They found Cao Cao’s grave.

South China Morning Post reports on the massive mausoleum of a legendary figure from Chinese history – the general Cao Cao, a character in the Romance of Three Kingdoms, whose 1,800-year-old burial complex has just been unearthed by the Henan Provincial Institute of Cultural Heritage and Archaeology:

The archaeologists said they had discovered the ruins of a massive mausoleum park that included two constructions as well as a tunnel.

Historical texts say that Cao made a will that ordered that his burial site should not be marked, but Zhou Ligang, a researcher at the institute who is in charge of the archaeological programme, said that the latest findings showed that Cao Pi, the son who succeeded him, did not follow his father’s will but built a great cemetery to honour his father and emphasise his filial piety.

But experts believe that the son later ordered the destruction of the monuments on the surface for fear that his father’s tomb would be targeted by opponents or robbers.

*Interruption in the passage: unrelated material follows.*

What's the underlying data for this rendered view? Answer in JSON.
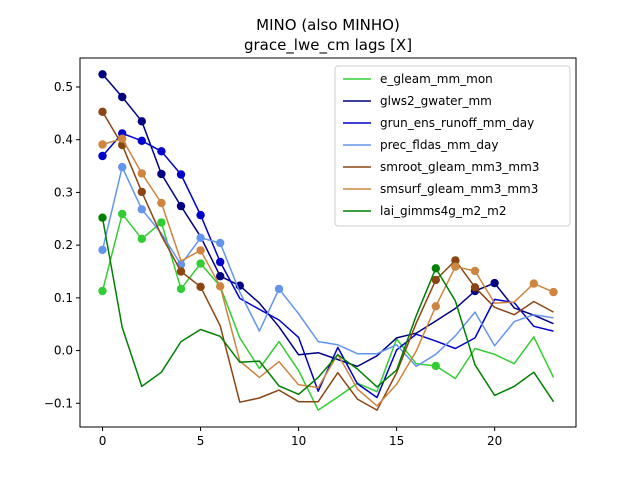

“If the construction was knocked down by his opponents, there would be plenty of debris at the scene, but at Cao Cao’s mausoleum that is not in that case.”

To honour his father, Cao Pi must have ordered that all the debris be cleared, Zhou said.

But the first clues emerged in 2009, when archaeologists seized a stone tablet allegedly found in a tomb in Gaoxixue village in Anyang county, which bore the inscription “King Wu of Wei”, Cao Cao’s posthumous title.

The local authorities announced that this had identified the tomb as Cao Cao’s burial site, although experts remained sceptical at first.